The addition of isatuximab to pomalidomide and low-dose dexamethasone significantly improved PFS and overall response rate among patients with relapsed or refractory multiple myeloma, according to randomized phase 3 study results presented at ASCO Annual Meeting.
Isatuximab (Sanofi) is a novel anti-CD38 monoclonal antibody with multiple modes of action for killing tumor cells, including direct tumor targeting and immune cell engagement.
A phase 1b study demonstrated the combination of isatuximab, pomalidomide (Pomalyst, Celgene) and dexamethasone was clinically active among and generally well-tolerated by patients with heavily pretreated relapsed or refractory myeloma. In addition, “a striking median PFS” in excess of 17 months was observed in that study, Richardson said.
Richardson and colleagues evaluated whether the addition of isatuximab to pomalidomide and dexamethasone would prolong PFS for this patient population. This was the first randomized phase 3 trial to evaluate the addition of a CD38 antibody to the pomalidomide-dexamethasone backbone.
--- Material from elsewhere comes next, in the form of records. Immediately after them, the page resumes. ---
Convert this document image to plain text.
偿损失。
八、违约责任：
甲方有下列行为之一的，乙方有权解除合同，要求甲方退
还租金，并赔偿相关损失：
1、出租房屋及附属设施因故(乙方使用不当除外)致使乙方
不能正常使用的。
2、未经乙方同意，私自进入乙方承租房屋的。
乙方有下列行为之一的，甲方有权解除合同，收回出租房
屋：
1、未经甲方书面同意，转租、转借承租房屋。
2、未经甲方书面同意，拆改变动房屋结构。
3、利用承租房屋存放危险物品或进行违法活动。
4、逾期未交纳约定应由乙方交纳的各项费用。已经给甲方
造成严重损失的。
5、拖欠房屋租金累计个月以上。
The open-label, multicenter study included 307 patients (median age, 67 years; range, 36-86) with relapsed or refractory myeloma recruited from 92 centers in 26 countries. All patients had received at least two prior lines of therapy (median, 3; range, 2-11), including lenalidomide (Revlimid, Celgene) and a proteasome inhibitor.
All patients were refractory to their most recent therapy. The majority were refractory to lenalidomide (92.5%) and proteasome inhibitor (75.9%), and 19.5% of patients had high-risk cytogenetics. One-third (33.9%) of patients had estimated glomerular filtration rate less than 60 mL/min/1.73 m2.
Researchers assigned 154 patients to pomalidomide (4 mg orally on days 1 through 21) and dexamethasone (40 mg weekly orally or via IV, or 20 mg for those aged older than 75 years) in 28-day cycles. The other 153 patients received pomalidomide and dexamethasone plus isatuximab (10 mg/kg weekly via IV for the first 4 weeks, then every 2 weeks).
After median follow-up of 11.6 months (95% CI, 11.4-12.2), 65 patients (42.2%) assigned isatuximab and 35 (22.9%) assigned pomalidomide-dexamethasone alone remained on treatment.
Researchers reported longer median PFS in the isatuximab group (11.5 months vs. 6.5 months; HR = 0.59; 95% CI, 0.44-0.81). The PFS benefit appeared consistent by investigator assessment and independent review, as well as across all major subgroups.
The addition of isatuximab to pomalidomide-dexamethasone also conferred a significant improvement in ORR (60.4% vs. 35.3%; P < .0001), very good partial response (27.3% vs. 6.5%), complete response/stringent complete response (4.5% vs. 2%), and near complete response (15.6% vs. 3.3%). Researchers noted the true complete response rate in the isatuximab group was underestimated because of the agent’s interference with M-protein measurement.
Richardson PG, et al. Abstract 8004. Presented at: ASCO Annual Meeting; May 31-June 4, 2019; Chicago.